Martin Iglesias relembra como o Brasil conseguiu reverter a dependência do petróleo e como, agora, os choques nos preços, afetam menos a economia do país.
Quando o primeiro choque do petróleo atingiu o mundo, em 1973, o Brasil era um país profundamente dependente de energia importada. A economia brasileira crescia rapidamente no período que ficou conhecido como o “milagre econômico”, mas havia uma fragilidade evidente: o petróleo. Naquele momento, o país importava cerca de 80% do petróleo que consumia. A produção doméstica era pequena e incapaz de acompanhar o crescimento da demanda.
Quando os países árabes da OPEP reduziram a produção e impuseram um embargo após a Guerra do Yom Kippur, o preço do petróleo quadruplicou em poucos meses. Para o Brasil, o impacto foi imediato. A conta de importações disparou, o déficit externo aumentou e o país passou a recorrer cada vez mais ao endividamento externo para financiar a compra de energia.

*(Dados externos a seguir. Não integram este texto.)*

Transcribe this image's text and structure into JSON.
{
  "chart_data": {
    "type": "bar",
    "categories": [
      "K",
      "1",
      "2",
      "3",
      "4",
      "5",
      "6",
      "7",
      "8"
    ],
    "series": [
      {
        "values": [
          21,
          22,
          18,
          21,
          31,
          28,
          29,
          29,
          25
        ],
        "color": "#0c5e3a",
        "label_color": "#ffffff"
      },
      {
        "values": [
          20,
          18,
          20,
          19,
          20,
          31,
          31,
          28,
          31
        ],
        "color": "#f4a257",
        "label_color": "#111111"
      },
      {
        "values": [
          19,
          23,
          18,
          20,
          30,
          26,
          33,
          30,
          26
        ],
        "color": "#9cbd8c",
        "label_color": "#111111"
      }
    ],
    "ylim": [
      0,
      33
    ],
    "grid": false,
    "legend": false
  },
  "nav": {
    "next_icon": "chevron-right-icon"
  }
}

Poucos anos depois, a situação se agravaria. Em 1979, a Revolução Iraniana provocou um novo choque de oferta e uma nova disparada nos preços do petróleo. O Brasil continuava altamente dependente da importação de energia, e o aumento dos custos pressionou ainda mais as contas externas e a inflação. Ao longo da década seguinte, o peso da dívida externa e o ambiente internacional mais adverso contribuiriam para um período difícil da economia brasileira, marcado por baixo crescimento e inflação elevada.
Cinco décadas depois, o petróleo voltou ao centro da geopolítica global. O fechamento do Estreito de Ormuz e a rápida reação dos mercados mostram como a energia continua sendo um tema estratégico. O preço do petróleo subiu e o debate sobre seus efeitos econômicos voltou a ganhar espaço.

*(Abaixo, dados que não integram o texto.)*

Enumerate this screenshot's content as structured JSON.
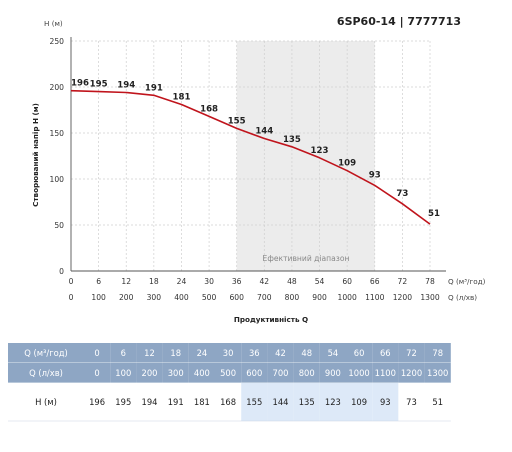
{
  "chart_data": {
    "type": "line",
    "title": "6SP60-14 | 7777713",
    "y_unit": "H (м)",
    "ylabel": "Створюваний напір H (м)",
    "xlabel": "Продуктивність Q",
    "x_unit_primary": "Q (м³/год)",
    "x_unit_secondary": "Q (л/хв)",
    "ylim": [
      0,
      250
    ],
    "yticks": [
      "0",
      "50",
      "100",
      "150",
      "200",
      "250"
    ],
    "x_m3h": [
      0,
      6,
      12,
      18,
      24,
      30,
      36,
      42,
      48,
      54,
      60,
      66,
      72,
      78
    ],
    "x_lmin": [
      0,
      100,
      200,
      300,
      400,
      500,
      600,
      700,
      800,
      900,
      1000,
      1100,
      1200,
      1300
    ],
    "series": [
      {
        "values": [
          196,
          195,
          194,
          191,
          181,
          168,
          155,
          144,
          135,
          123,
          109,
          93,
          73,
          51
        ]
      }
    ],
    "efficient_range": {
      "label": "Ефективний діапазон",
      "from": 36,
      "to": 66
    },
    "line_color": "#c0141c",
    "grid": true
  },
  "table": {
    "row_labels": [
      "Q (м³/год)",
      "Q (л/хв)",
      "H (м)"
    ],
    "header_color": "#8ea6c4",
    "highlight_color": "#dde9f8"
  }
}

Mas o Brasil de hoje é muito diferente daquele que enfrentou os choques do petróleo nos anos 1970.
A principal transformação ocorreu na produção doméstica. Ao longo das últimas décadas, o país desenvolveu novas fronteiras exploratórias, especialmente no offshore. A descoberta e o desenvolvimento do pré-sal mudaram profundamente a posição do Brasil no mercado energético global.

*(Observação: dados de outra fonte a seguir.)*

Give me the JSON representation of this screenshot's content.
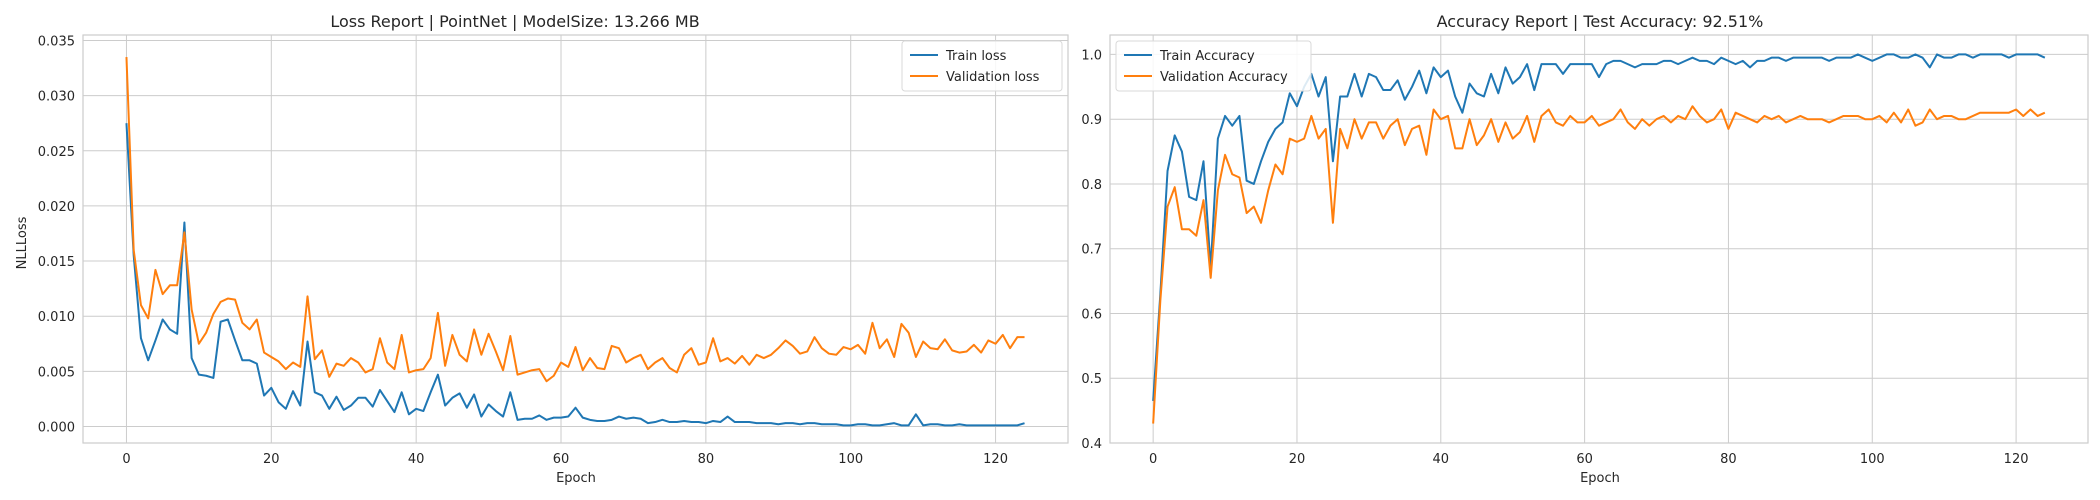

Hoje o país está entre os maiores produtores de petróleo do mundo e tornou-se exportador líquido da commodity. O petróleo deixou de ser apenas uma fonte de vulnerabilidade externa e passou a representar também uma importante fonte de receitas de exportação.
Isso não significa que o Brasil esteja imune a choques nos preços do petróleo. A alta da commodity ainda pressiona os preços de combustíveis e pode gerar impactos inflacionários. O petróleo continua sendo um insumo importante para transporte, logística e diversos setores da economia.
Mas o canal externo mudou. Nos anos 1970, preços mais altos significavam uma deterioração imediata das contas externas. Hoje, em muitos casos, preços mais elevados podem melhorar os termos de troca do país, aumentando as receitas de exportação do setor de óleo e gás.
Além disso, a matriz energética brasileira tornou-se mais diversificada. Hidrelétricas, biocombustíveis, energia eólica e solar passaram a ter papel relevante na oferta de energia do país, reduzindo a dependência direta de combustíveis fósseis em vários segmentos.
A economia brasileira também conta hoje com instrumentos de política econômica que não existiam nos anos 1970, como o regime de metas de inflação, o câmbio flutuante e um volume significativo de reservas internacionais.
Nada disso elimina os efeitos de choques geopolíticos no mercado de petróleo. Mas a natureza da vulnerabilidade mudou. O país que um dia sofreu com a dependência do petróleo importado tornou-se, décadas depois, um participante relevante do próprio mercado global de energia.